Ternate merupakan kota kecil, memang tidak dapat disepadankan dengan kota-kota menengah atau kota lain yang ada di Indonesia. Selain keterbatasan lahan, kota ini terbentuk dengan kondisi yang sudah terpola sejak lama, termasuk pengaturan tata ruang yang luasnya tidak lebih dari 43 Km.

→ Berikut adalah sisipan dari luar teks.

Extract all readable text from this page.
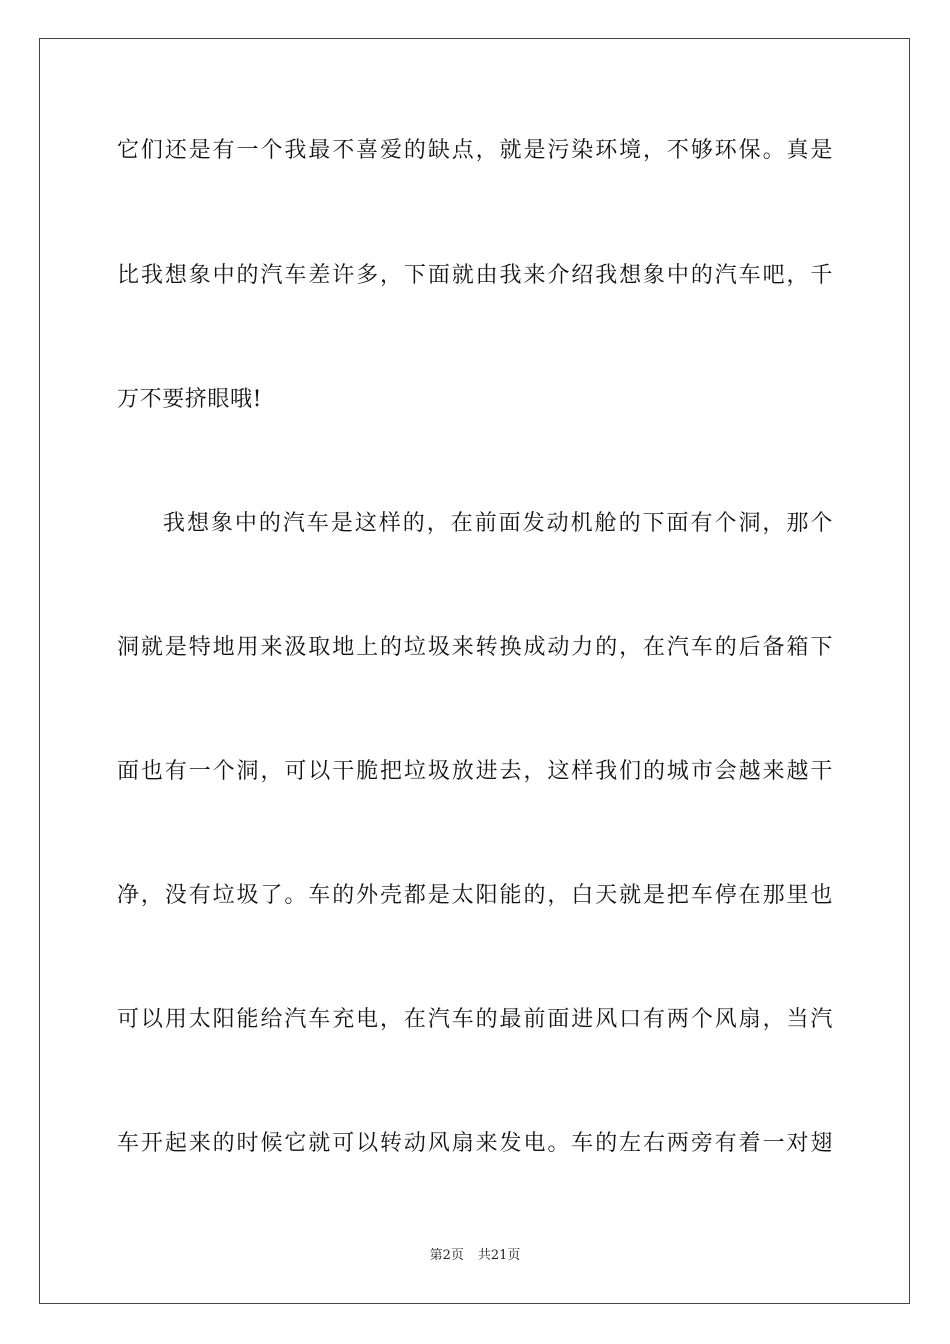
它们还是有一个我最不喜爱的缺点，就是污染环境，不够环保。真是
比我想象中的汽车差许多，下面就由我来介绍我想象中的汽车吧，千
万不要挤眼哦!
我想象中的汽车是这样的，在前面发动机舱的下面有个洞，那个
洞就是特地用来汲取地上的垃圾来转换成动力的，在汽车的后备箱下
面也有一个洞，可以干脆把垃圾放进去，这样我们的城市会越来越干
净，没有垃圾了。车的外壳都是太阳能的，白天就是把车停在那里也
可以用太阳能给汽车充电，在汽车的最前面进风口有两个风扇，当汽
车开起来的时候它就可以转动风扇来发电。车的左右两旁有着一对翅
第2页 共21页
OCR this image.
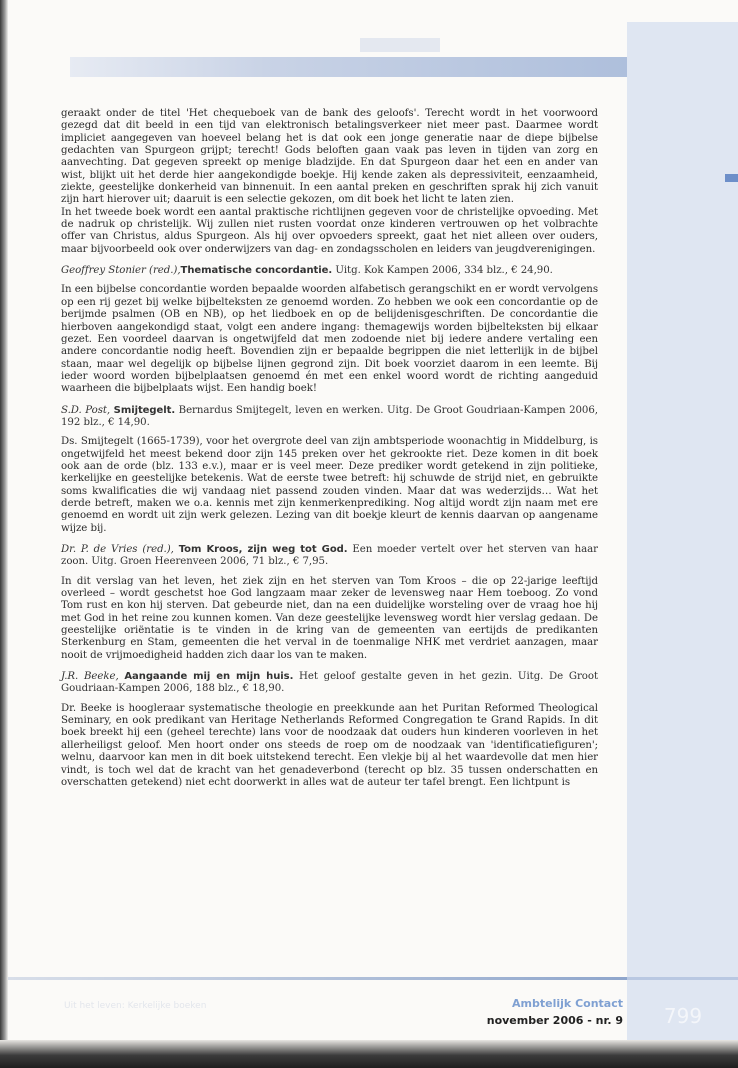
geraakt onder de titel 'Het chequeboek van de bank des geloofs'. Terecht wordt in het voorwoord gezegd dat dit beeld in een tijd van elektronisch betalingsverkeer niet meer past. Daarmee wordt impliciet aangegeven van hoeveel belang het is dat ook een jonge generatie naar de diepe bijbelse gedachten van Spurgeon grijpt; terecht! Gods beloften gaan vaak pas leven in tijden van zorg en aanvechting. Dat gegeven spreekt op menige bladzijde. En dat Spurgeon daar het een en ander van wist, blijkt uit het derde hier aangekondigde boekje. Hij kende zaken als depressiviteit, eenzaamheid, ziekte, geestelijke donkerheid van binnenuit. In een aantal preken en geschriften sprak hij zich vanuit zijn hart hierover uit; daaruit is een selectie gekozen, om dit boek het licht te laten zien.

In het tweede boek wordt een aantal praktische richtlijnen gegeven voor de christelijke opvoeding. Met de nadruk op christelijk. Wij zullen niet rusten voordat onze kinderen vertrouwen op het volbrachte offer van Christus, aldus Spurgeon. Als hij over opvoeders spreekt, gaat het niet alleen over ouders, maar bijvoorbeeld ook over onderwijzers van dag- en zondagsscholen en leiders van jeugdverenigingen.

Geoffrey Stonier (red.),Thematische concordantie. Uitg. Kok Kampen 2006, 334 blz., € 24,90.

In een bijbelse concordantie worden bepaalde woorden alfabetisch gerangschikt en er wordt vervolgens op een rij gezet bij welke bijbelteksten ze genoemd worden. Zo hebben we ook een concordantie op de berijmde psalmen (OB en NB), op het liedboek en op de belijdenisgeschriften. De concordantie die hierboven aangekondigd staat, volgt een andere ingang: themagewijs worden bijbelteksten bij elkaar gezet. Een voordeel daarvan is ongetwijfeld dat men zodoende niet bij iedere andere vertaling een andere concordantie nodig heeft. Bovendien zijn er bepaalde begrippen die niet letterlijk in de bijbel staan, maar wel degelijk op bijbelse lijnen gegrond zijn. Dit boek voorziet daarom in een leemte. Bij ieder woord worden bijbelplaatsen genoemd én met een enkel woord wordt de richting aangeduid waarheen die bijbelplaats wijst. Een handig boek!

S.D. Post, Smijtegelt. Bernardus Smijtegelt, leven en werken. Uitg. De Groot Goudriaan-Kampen 2006, 192 blz., € 14,90.

Ds. Smijtegelt (1665-1739), voor het overgrote deel van zijn ambtsperiode woonachtig in Middelburg, is ongetwijfeld het meest bekend door zijn 145 preken over het gekrookte riet. Deze komen in dit boek ook aan de orde (blz. 133 e.v.), maar er is veel meer. Deze prediker wordt getekend in zijn politieke, kerkelijke en geestelijke betekenis. Wat de eerste twee betreft: hij schuwde de strijd niet, en gebruikte soms kwalificaties die wij vandaag niet passend zouden vinden. Maar dat was wederzijds… Wat het derde betreft, maken we o.a. kennis met zijn kenmerkenprediking. Nog altijd wordt zijn naam met ere genoemd en wordt uit zijn werk gelezen. Lezing van dit boekje kleurt de kennis daarvan op aangename wijze bij.

Dr. P. de Vries (red.), Tom Kroos, zijn weg tot God. Een moeder vertelt over het sterven van haar zoon. Uitg. Groen Heerenveen 2006, 71 blz., € 7,95.

In dit verslag van het leven, het ziek zijn en het sterven van Tom Kroos – die op 22-jarige leeftijd overleed – wordt geschetst hoe God langzaam maar zeker de levensweg naar Hem toeboog. Zo vond Tom rust en kon hij sterven. Dat gebeurde niet, dan na een duidelijke worsteling over de vraag hoe hij met God in het reine zou kunnen komen. Van deze geestelijke levensweg wordt hier verslag gedaan. De geestelijke oriëntatie is te vinden in de kring van de gemeenten van eertijds de predikanten Sterkenburg en Stam, gemeenten die het verval in de toenmalige NHK met verdriet aanzagen, maar nooit de vrijmoedigheid hadden zich daar los van te maken.

J.R. Beeke, Aangaande mij en mijn huis. Het geloof gestalte geven in het gezin. Uitg. De Groot Goudriaan-Kampen 2006, 188 blz., € 18,90.

Dr. Beeke is hoogleraar systematische theologie en preekkunde aan het Puritan Reformed Theological Seminary, en ook predikant van Heritage Netherlands Reformed Congregation te Grand Rapids. In dit boek breekt hij een (geheel terechte) lans voor de noodzaak dat ouders hun kinderen voorleven in het allerheiligst geloof. Men hoort onder ons steeds de roep om de noodzaak van 'identificatiefiguren'; welnu, daarvoor kan men in dit boek uitstekend terecht. Een vlekje bij al het waardevolle dat men hier vindt, is toch wel dat de kracht van het genadeverbond (terecht op blz. 35 tussen onderschatten en overschatten getekend) niet echt doorwerkt in alles wat de auteur ter tafel brengt. Een lichtpunt is

Uit het leven: Kerkelijke boeken	Ambtelijk Contact
november 2006 - nr. 9	799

Dengan kondisi yang demikian, kota ini tanpa disangka justru memiliki proses urbanisasi yang demikian rumit dan dinamis. Yang kemudian, menghasilkan warga masyarakat urban. Ungkapan Henri Lefebvre dalam bukunya:
The Urban Revolution (2003:1) memberikan penegasan tentang hal ini, bahwa masyarakat urban merupakan masyarakat yang dihasilkan dari proses urbanisasi yang lengkap.Sekalipun urbanisasi saat ini masih bersifat virtual (maya), namun akan menjadi suatu kenyataan di masa depan.
Memang, banyak hal yang mengiringi perjalanan kota dalam wujudnya yang ada saat ini. Di antaranya, soal identitas yang belum terlihat dengan tegas, walau telah mengambil tema Rempah. Namun, hal itu secara pejal, belum menggambarkan rempah menjadi kekuatan.
Sebaliknya, proses urbanisasi di kota Ternate berjalan begitu kontradiktif. Perhatikan bagaimana soal makanan, terjadi konstinten yang begitu kasat mata. Lalu, bangunan-bangunan (Rumah) yang mengisi ruang kota dengan tumpukan sampah.
Ternate masih indah. Laut, gunungnya, dan langitnya semua masih seperti buang yang barusan tumbuh mengeluarkan pucuknya. Dan aku percaya, jika kota ini dirawat bersama, maka danau yang pernah berkaca itu akan kembali bercermin suatu hari nanti.
Sebab keindahan Ternate bukan hanya milik masa lalu keindahannya adalah janji untuk masa depan. Dan kami, Masyarakat ternate yang tinggal di dalamnya, menginginkan keindahan itu ada pada kota kami sendiri.